Op-ed: supporting a fossil free campus

In an op-ed for Trinity News, professor Sean Barrett talks about the connections between capital and politics

OP-EDI was dismayed to hear that a group of students holding a meeting on climate change were turned away from a space in Trinity College Library this week. In the past few weeks the TCD Fossil Free divestment campaign, part of an international campaign, has been gaining grassroots support across the student body, with significant support from academic staff and alumni.

I was proud to sign an open letter to the board voicing my own support for this campaign which seeks to divest Trinity College’s funds €6.1 million holdings in fossil fuel companies. A core principle of climate change policy, according to economist William Nordhaus, means establishing policies which raise the price of CO2 and other greenhouse-gas emissions whereby removing the attraction of the carbon industry. At a time when all sectors of society, political, academic, scientific, and business, need to work towards a sustainable carbon-free future it is particularly worrying that a space on campus is being denied to students to discuss and campaign openly about the most pressing issue facing our students’ generation.

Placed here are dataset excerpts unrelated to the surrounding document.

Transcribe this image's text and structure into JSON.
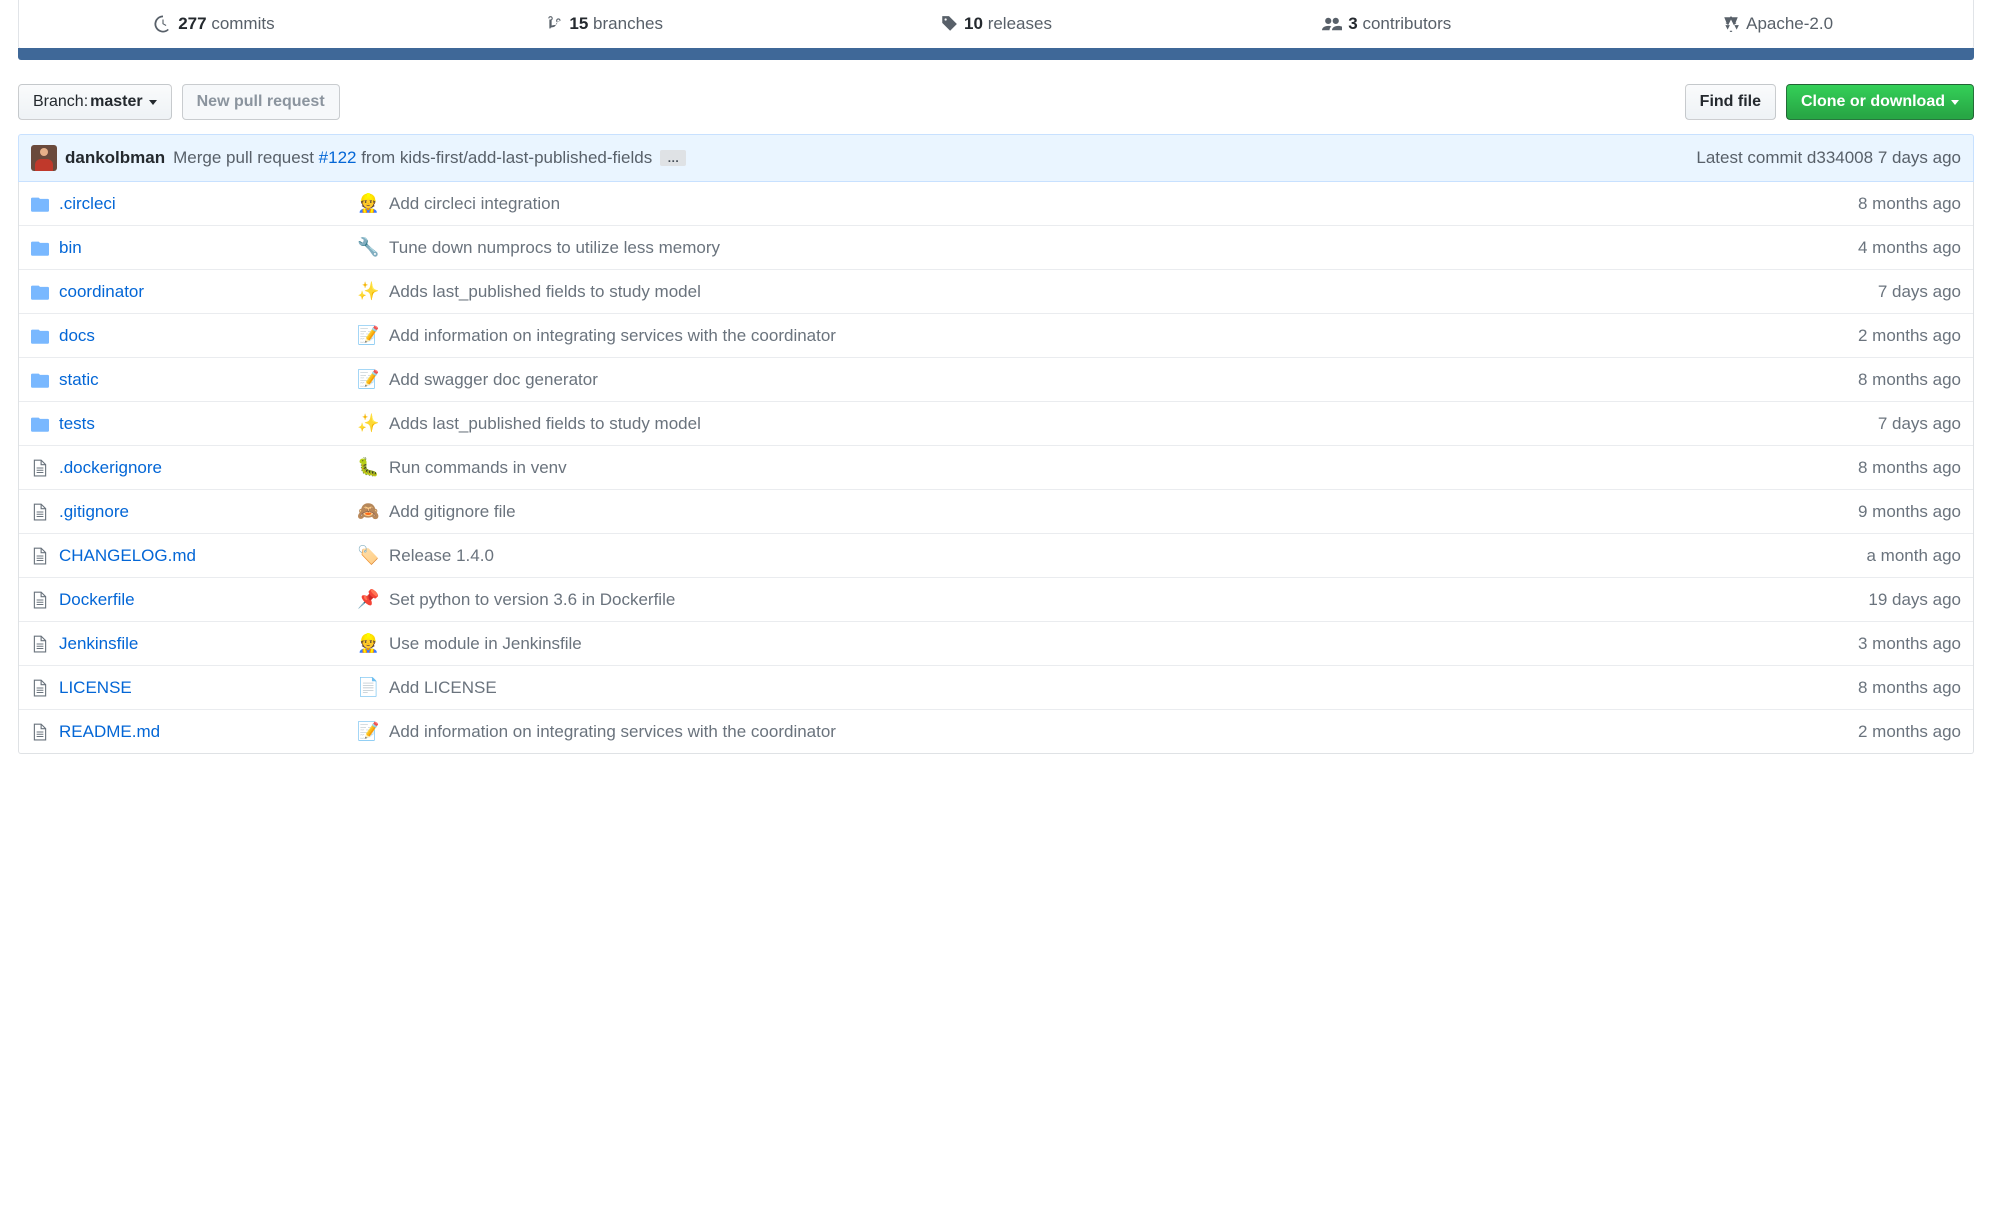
{
  "stats": {
    "commits": {
      "count": "277",
      "label": "commits"
    },
    "branches": {
      "count": "15",
      "label": "branches"
    },
    "releases": {
      "count": "10",
      "label": "releases"
    },
    "contributors": {
      "count": "3",
      "label": "contributors"
    },
    "license": {
      "name": "Apache-2.0"
    }
  },
  "actions": {
    "branch_prefix": "Branch:",
    "branch_name": "master",
    "new_pr": "New pull request",
    "find_file": "Find file",
    "clone": "Clone or download"
  },
  "latest_commit": {
    "author": "dankolbman",
    "message_prefix": "Merge pull request ",
    "pr_link": "#122",
    "message_suffix": " from kids-first/add-last-published-fields",
    "meta_prefix": "Latest commit ",
    "sha": "d334008",
    "time": " 7 days ago"
  },
  "files": [
    {
      "type": "dir",
      "name": ".circleci",
      "emoji": "👷",
      "msg": "Add circleci integration",
      "time": "8 months ago"
    },
    {
      "type": "dir",
      "name": "bin",
      "emoji": "🔧",
      "msg": "Tune down numprocs to utilize less memory",
      "time": "4 months ago"
    },
    {
      "type": "dir",
      "name": "coordinator",
      "emoji": "✨",
      "msg": "Adds last_published fields to study model",
      "time": "7 days ago"
    },
    {
      "type": "dir",
      "name": "docs",
      "emoji": "📝",
      "msg": "Add information on integrating services with the coordinator",
      "time": "2 months ago"
    },
    {
      "type": "dir",
      "name": "static",
      "emoji": "📝",
      "msg": "Add swagger doc generator",
      "time": "8 months ago"
    },
    {
      "type": "dir",
      "name": "tests",
      "emoji": "✨",
      "msg": "Adds last_published fields to study model",
      "time": "7 days ago"
    },
    {
      "type": "file",
      "name": ".dockerignore",
      "emoji": "🐛",
      "msg": "Run commands in venv",
      "time": "8 months ago"
    },
    {
      "type": "file",
      "name": ".gitignore",
      "emoji": "🙈",
      "msg": "Add gitignore file",
      "time": "9 months ago"
    },
    {
      "type": "file",
      "name": "CHANGELOG.md",
      "emoji": "🏷️",
      "msg": "Release 1.4.0",
      "time": "a month ago"
    },
    {
      "type": "file",
      "name": "Dockerfile",
      "emoji": "📌",
      "msg": "Set python to version 3.6 in Dockerfile",
      "time": "19 days ago"
    },
    {
      "type": "file",
      "name": "Jenkinsfile",
      "emoji": "👷",
      "msg": "Use module in Jenkinsfile",
      "time": "3 months ago"
    },
    {
      "type": "file",
      "name": "LICENSE",
      "emoji": "📄",
      "msg": "Add LICENSE",
      "time": "8 months ago"
    },
    {
      "type": "file",
      "name": "README.md",
      "emoji": "📝",
      "msg": "Add information on integrating services with the coordinator",
      "time": "2 months ago"
    }
  ],
  "icons": {
    "folder_color": "#79b8ff",
    "file_color": "#6a737d"
  }
}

Divestment is part of a wider campaign for a more sustainable future in which business interests and climate action are not mutually exclusive goals. If anything signals a change in the times, it is that only this week the Rockefeller Family Fund, descendants of the largest oil baron in US history, have divested all funds from oil companies, singling out ExxonMobil, saying that “there is no sane rationale for companies to continue to explore for new sources of hydrocarbons”.

During my time as Trinity Senator I worked with Oisín Coghlan of Friends of the Earth, fellow Seanad candidate, on amendments to alter the thoroughly disappointing Climate Action and Low Carbon Bill. The bill required no action whatsoever on the part of government in relation to climate change. Is this action in College another sign that even after the Paris Conference, Ireland is not serious about tackling what is ultimately the global crisis of our time?

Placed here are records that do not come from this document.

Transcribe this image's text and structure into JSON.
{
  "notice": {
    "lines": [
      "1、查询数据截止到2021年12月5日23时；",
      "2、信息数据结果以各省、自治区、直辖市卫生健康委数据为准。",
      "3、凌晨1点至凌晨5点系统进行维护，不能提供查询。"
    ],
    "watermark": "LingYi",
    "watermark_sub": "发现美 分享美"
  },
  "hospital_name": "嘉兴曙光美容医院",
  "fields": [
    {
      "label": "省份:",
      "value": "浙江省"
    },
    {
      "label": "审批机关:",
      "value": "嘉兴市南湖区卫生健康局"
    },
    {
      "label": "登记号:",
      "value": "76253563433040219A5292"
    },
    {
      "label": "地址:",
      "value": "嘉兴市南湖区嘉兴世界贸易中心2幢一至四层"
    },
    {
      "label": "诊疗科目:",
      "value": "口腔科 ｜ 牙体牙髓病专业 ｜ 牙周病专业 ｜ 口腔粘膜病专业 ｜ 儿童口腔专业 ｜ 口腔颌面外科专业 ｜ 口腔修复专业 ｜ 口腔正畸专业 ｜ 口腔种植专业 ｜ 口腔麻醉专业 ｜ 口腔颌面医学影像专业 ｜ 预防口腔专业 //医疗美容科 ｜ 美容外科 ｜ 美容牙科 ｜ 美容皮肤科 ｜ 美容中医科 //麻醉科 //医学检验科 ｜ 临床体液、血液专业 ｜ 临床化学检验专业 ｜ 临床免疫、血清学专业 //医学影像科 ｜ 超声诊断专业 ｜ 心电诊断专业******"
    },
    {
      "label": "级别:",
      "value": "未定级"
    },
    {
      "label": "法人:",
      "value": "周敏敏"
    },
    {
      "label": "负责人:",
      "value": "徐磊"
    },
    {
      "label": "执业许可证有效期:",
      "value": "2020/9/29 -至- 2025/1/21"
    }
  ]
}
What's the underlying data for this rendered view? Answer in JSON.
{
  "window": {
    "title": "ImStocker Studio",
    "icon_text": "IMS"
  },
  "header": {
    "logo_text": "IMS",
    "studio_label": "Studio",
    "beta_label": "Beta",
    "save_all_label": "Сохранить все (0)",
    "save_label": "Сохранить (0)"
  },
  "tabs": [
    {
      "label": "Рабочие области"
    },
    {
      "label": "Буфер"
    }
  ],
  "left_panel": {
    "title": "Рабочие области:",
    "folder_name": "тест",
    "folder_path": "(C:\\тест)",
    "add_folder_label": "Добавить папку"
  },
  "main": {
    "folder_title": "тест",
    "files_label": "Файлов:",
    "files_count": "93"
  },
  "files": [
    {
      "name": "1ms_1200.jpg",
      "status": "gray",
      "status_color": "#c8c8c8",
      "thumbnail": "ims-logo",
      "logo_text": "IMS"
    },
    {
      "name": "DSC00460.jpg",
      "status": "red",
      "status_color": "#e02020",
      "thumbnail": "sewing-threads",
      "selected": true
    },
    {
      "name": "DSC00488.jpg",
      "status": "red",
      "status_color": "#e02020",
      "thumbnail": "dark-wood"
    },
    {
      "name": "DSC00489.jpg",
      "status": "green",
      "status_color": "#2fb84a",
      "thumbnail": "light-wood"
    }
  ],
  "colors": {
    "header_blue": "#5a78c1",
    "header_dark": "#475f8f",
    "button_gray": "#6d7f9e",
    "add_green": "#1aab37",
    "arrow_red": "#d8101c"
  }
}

It is an extremely short-sighted and narrow view of capital and innovation not to appreciate and support the efforts of students running this campaign. University education should be exactly about the kinds of meetings being held by the Fossil Free group: student-led groups and committees that are ultimately the life force of any college community. Just this week, Professor of Zoology, Dr Yvonne Buckley, deliverd her Inaugural address on Natural Capital.

Professor Buckley said: “Our landscapes are the banks in which natural capital is lodged. We are well aware of the need for well managed banks and equally we need well managed multi-functional landscapes if we are to continue to get a flow of services and benefits from our natural capital.” College library has to be a neutral venue, free of commercial interests and an environment which supports human capital, capital which is the flourishing of ideas for the improvement of society.

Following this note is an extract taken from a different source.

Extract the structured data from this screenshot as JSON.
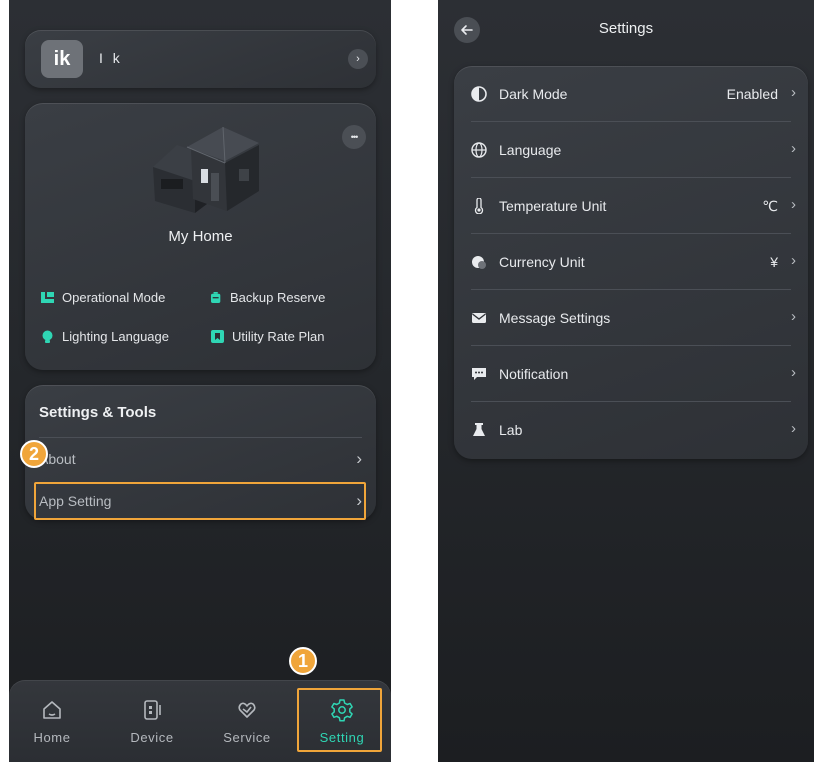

Entrepreneurship, as any good businessperson will know, requires an understanding of the needs of society while thinking ahead to the needs of the future, it is beyond a simple supply and demand model and looks in a more complex way at the needs of society. There is no doubt that business needs to be adaptable and vigilant in their future planning of the needs of a planet and its population.

Across the capitalist spectrum, business interests are waking up to the growing risk to the economy and investment funds because of climate change: HSBC, Deutsche Bank, Standard and Poor’s, CitiBank, and The Bank of England. J.M. Keynes wrote that “the power of vested interests is vastly exaggerated compared with the gradual encroachment of ideas”: under the present circumstances when students’ own ideas, debate, and energy, are being encroached upon by vested interests in college, I can only hope that he was right.